I'm adding a new title to my name, The Empty Nester.
My husband just finished up an epic whirlwind trip down south to get our daughters settled into their futures.
The older one is a rising junior at Thee Jackson State University. We spent about three full days driving around finding her bed and items for her shared apartment. Move-in was Friday.
We zipped down to New Orleans to get our youngest settled into her dorm at Xavier University of New Orleans. Another non-stop few days. She moved in on Saturday.
When my husband and I sat down on the plane on Monday, we looked at each other.
This is it, we are not raising kids anymore.
But it is new.
Their day-to-day is not our's to plan or manage or keep track of.
This is when we pray that all we instilled in them has prepared them for this new world.
I spent thirty-five straight years with every waking moment, every decision, every thought being centered on how it would impact my sons and daughters. From where we lived to where they went to school to what activities I could put them in that would challenge their creativity, everything was about them.

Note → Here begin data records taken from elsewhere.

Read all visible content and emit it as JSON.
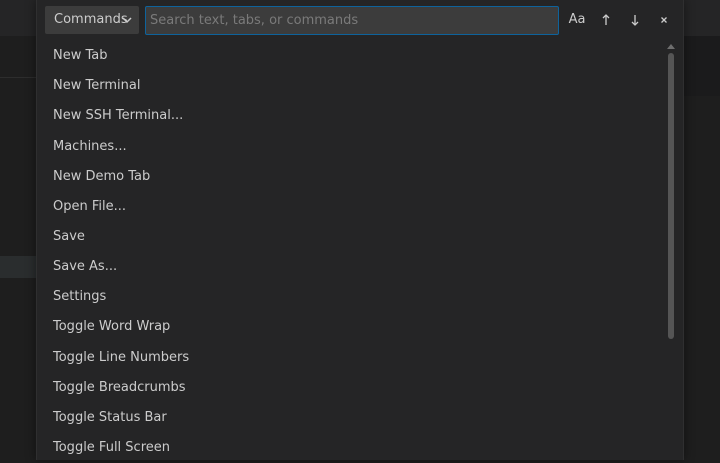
{
  "toolbar": {
    "mode_label": "Commands",
    "search_placeholder": "Search text, tabs, or commands",
    "search_value": "",
    "case_label": "Aa",
    "prev_icon": "arrow-up-icon",
    "next_icon": "arrow-down-icon",
    "close_icon": "close-icon"
  },
  "commands": [
    {
      "label": "New Tab"
    },
    {
      "label": "New Terminal"
    },
    {
      "label": "New SSH Terminal..."
    },
    {
      "label": "Machines..."
    },
    {
      "label": "New Demo Tab"
    },
    {
      "label": "Open File..."
    },
    {
      "label": "Save"
    },
    {
      "label": "Save As..."
    },
    {
      "label": "Settings"
    },
    {
      "label": "Toggle Word Wrap"
    },
    {
      "label": "Toggle Line Numbers"
    },
    {
      "label": "Toggle Breadcrumbs"
    },
    {
      "label": "Toggle Status Bar"
    },
    {
      "label": "Toggle Full Screen"
    }
  ],
  "colors": {
    "accent": "#0e639c",
    "panel": "#252526",
    "text": "#cccccc"
  }
}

So when we did the final hugs with our youngest, tears streaming down, there was a finality to it in some ways.
When we made it back to our home in Connecticut, we noticed how quiet it was.
The girls were not loud, but their presence was heard all summer.
I walked to their rooms as I was refreshing the house from our ten day absence, spraying it, looking at the empty beds. They cleaned their rooms before they left. I closed the doors and have no plans of going back in there for a while.
Transitions are journeys that can feel numbing at times, heavy at others, and finally, really light, enjoyable, exciting.
While we will all miss each other and look forward to our reunion, we are all anticipating what the next chapter in our lives will bring.